Sarà anche il caso di sottolineare che se Sten e Lex avevano lavorato sul portone dell’ex cinema Volturno, all’interno del cinema c’è o c’era una delle più interessanti collezioni di street art capitolina, con opere di Hogre, Diamond, Solo, Borondo, Omino 71 e di tanti altri grandi dell’arte urbana, come il collettivo teatrale artefice di una serrata programmazione aperta a tutta la città (gratuitamente) e lo sportello per il diritto alla casa, trattati alla stregua di carta straccia dal famigerato partito della legalità, un’accolita di soggetti il cui comportamento – l’accanimento contro le opere d’arte e la loro distruzione – denota nei confronti della “cultura” lo stesso interesse che i palazzinari sono soliti accordare alla qualità del cemento utilizzato per le loro grandi opere speculative.

Lo scandalo dello Sten e Lex distrutto, naturalmente, non ha trovato alcuno spazio sui giornali. Ma come potrebbe essere altrimenti?
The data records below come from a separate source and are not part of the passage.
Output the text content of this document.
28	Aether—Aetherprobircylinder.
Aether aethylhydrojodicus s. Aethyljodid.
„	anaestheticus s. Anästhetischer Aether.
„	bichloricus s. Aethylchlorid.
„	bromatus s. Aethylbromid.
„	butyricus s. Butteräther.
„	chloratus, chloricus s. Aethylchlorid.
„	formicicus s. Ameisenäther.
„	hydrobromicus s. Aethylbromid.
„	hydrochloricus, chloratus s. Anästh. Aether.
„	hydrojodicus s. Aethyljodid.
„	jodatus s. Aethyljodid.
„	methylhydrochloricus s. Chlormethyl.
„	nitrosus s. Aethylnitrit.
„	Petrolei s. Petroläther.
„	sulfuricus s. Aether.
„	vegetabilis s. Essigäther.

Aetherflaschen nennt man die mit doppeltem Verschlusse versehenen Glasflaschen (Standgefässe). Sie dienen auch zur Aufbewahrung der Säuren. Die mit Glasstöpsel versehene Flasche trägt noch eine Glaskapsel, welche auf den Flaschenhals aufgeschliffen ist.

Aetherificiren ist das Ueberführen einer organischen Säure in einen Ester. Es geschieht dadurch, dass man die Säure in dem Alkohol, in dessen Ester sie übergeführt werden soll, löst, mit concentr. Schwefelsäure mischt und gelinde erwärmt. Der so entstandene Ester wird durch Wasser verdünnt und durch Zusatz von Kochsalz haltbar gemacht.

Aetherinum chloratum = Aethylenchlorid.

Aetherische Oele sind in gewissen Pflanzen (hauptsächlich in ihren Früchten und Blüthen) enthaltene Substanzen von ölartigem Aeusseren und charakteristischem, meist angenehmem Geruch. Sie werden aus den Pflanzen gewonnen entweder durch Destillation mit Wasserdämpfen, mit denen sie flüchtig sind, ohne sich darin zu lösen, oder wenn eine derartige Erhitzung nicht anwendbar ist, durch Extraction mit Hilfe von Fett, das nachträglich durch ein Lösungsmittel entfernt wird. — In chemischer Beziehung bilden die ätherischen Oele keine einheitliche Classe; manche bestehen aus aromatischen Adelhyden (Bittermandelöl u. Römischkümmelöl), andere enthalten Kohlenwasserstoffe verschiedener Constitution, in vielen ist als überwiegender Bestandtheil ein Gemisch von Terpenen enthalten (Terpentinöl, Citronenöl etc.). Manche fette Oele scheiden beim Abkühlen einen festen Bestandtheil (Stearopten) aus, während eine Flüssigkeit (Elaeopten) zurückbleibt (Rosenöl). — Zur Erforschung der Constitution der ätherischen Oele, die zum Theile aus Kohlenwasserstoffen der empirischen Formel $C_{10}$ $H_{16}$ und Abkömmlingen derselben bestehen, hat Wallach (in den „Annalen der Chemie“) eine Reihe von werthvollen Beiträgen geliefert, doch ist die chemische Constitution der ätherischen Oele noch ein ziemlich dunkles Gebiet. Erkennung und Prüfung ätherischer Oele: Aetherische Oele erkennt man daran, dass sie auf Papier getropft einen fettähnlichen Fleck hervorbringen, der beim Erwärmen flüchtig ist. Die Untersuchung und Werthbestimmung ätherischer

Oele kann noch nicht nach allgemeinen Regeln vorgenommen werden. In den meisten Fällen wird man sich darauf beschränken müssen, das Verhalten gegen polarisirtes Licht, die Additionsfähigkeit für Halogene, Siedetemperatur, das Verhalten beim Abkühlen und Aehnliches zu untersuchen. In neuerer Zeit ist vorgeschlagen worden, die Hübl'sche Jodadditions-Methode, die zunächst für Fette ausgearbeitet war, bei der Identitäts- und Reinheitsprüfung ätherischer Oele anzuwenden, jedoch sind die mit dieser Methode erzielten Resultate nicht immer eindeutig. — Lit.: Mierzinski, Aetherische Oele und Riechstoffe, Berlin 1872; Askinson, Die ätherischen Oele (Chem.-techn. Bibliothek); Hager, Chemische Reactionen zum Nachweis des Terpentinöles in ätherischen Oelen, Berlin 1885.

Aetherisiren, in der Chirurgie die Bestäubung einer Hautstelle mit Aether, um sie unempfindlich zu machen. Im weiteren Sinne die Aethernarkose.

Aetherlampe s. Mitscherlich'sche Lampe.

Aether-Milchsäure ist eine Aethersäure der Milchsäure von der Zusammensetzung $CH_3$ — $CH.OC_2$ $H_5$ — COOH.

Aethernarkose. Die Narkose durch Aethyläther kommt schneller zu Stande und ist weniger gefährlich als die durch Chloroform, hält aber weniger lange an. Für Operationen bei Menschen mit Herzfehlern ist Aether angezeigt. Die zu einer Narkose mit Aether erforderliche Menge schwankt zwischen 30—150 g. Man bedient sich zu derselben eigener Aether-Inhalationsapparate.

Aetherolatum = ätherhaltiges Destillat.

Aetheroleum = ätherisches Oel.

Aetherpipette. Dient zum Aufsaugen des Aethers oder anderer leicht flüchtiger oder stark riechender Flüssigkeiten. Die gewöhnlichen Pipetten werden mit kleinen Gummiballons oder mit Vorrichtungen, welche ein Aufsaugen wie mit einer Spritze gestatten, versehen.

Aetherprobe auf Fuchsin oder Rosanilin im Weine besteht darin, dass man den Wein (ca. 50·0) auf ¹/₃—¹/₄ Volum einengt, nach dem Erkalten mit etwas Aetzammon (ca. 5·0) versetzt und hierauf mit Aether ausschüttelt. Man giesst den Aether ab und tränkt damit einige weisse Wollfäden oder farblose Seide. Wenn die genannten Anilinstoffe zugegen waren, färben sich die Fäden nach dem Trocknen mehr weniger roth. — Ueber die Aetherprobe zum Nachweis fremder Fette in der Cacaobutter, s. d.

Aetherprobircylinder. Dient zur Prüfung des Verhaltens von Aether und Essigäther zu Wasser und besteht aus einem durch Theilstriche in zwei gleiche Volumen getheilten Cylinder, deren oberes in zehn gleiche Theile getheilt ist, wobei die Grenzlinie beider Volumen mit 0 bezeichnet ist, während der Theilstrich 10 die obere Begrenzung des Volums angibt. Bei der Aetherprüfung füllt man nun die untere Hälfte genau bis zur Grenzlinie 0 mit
Sarà appena il caso di ricordare che ancora recentemente una “giornalista” (?!?) de «la Repubblica» ha appellato con il termine di «imbianchino» un artista come Blu nel momento in cui, tanto per restare sul terreno del rapporto tra arte e spazi occupati romani, dopo essersi occupato delle facciate di Acrobax e prima di dedicarsi ai muri di Alexis, realizzava un capolavoro davvero ammirato in tutto il mondo sulle facciate di Porto Fluviale.

La giornalista de «la Repubblica», dopo l’infelicità del suo pezzo, venne pubblicamente sbeffeggiata da chiunque avesse avuto un minimo di interesse per parole come “riqualificazione urbana” o, semplicemente, “arte” e “cultura”. Nel caso del Volturno, dunque, meglio scegliere il silenzio: continuare a dare corpo alla disinformazione e fare finta di nulla finché negli spazi dell’ex cinema possa finalmente concretizzarsi la destinazione pensata dai padroni, vale a dire una patetica sala slot, l’ennesimo tempio delle macchinette mangiasoldi da tirare su nel cuore di Roma.

Le chiacchiere stanno a zero. E anche la neo assessora alla cultura, in vista del tavolo strappato per il 21 luglio dopo un’azione animata dal collettivo teatrale del Volturno e dagli attivisti del diritto all’abitare, dovrà essere chiamata ad esprimersi chiaramente su questo. L’unico modello di evoluzione degli spazi cittadini presente nella testa dei padroni della metropoli è quello di un degrado assistito dalla presenza di sale slot che spuntano come funghi: poli delinquenziali in grado di far convergere in un unico amalgama e di nascondere dietro macchinette mangiasoldi stratificati interessi di tipo mafioso, dallo spaccio di cocaina in grande stile fino allo sfruttamento della prostituzione. E quale luogo migliore del Volturno per realizzare un progetto del genere?

Roma possiede già intere arterie, basti pensare al tratto finale della via Tiburtina, in cui questo modello di (sotto)sviluppo è più che una realtà: è l’imposizione violenta di quel divieto di pensare e agire che i padroni hanno conquistato impedendo ai cittadini di vivere le proprie strade e di imprimere il segno della loro presenza alle vie che abitano, orientandone aspetto e destinazione d’uso. Siamo davvero, e la distruzione dell’arte contenuta dal Volturno lo dimostra, alla nuova preistoria di pasoliniana memoria: un’epoca in cui, nel nome della messa a valore totalitaria di tempi e spazi, qualunque complessità di tipo intellettuale, culturale ed esistenziale viene messa al bando a favore di progetti capaci di rimuovere ogni sorta di rapporto dialettico con l’essere qui e ora come collettività e di consegnare al futuro le facce di una stessa medaglia: le asettiche e scintillanti vie del centro commerciale per le necessità diurne, le strade sordide delle slot machine per gli impulsi notturni; il trionfo del consumo e la polizia ovunque, la cultura e il diritto all’abitare da nessuna parte. Questo è il mondo che vuole essere disegnato addosso a tutte e a tutti. Mentre se non si sarà in grado di opporre un’argine all’esondazione di arroganza padronale che ha appena sommerso il Volturno, il governo dei comitati d’affari attualmente e schifosamente al potere continuerà a ghignare, a distruggere opere d’arte, ad affondare il grugno in città trasformate in mangiatoie e, per pulirsi il culo, ad usare le (nostre) mani.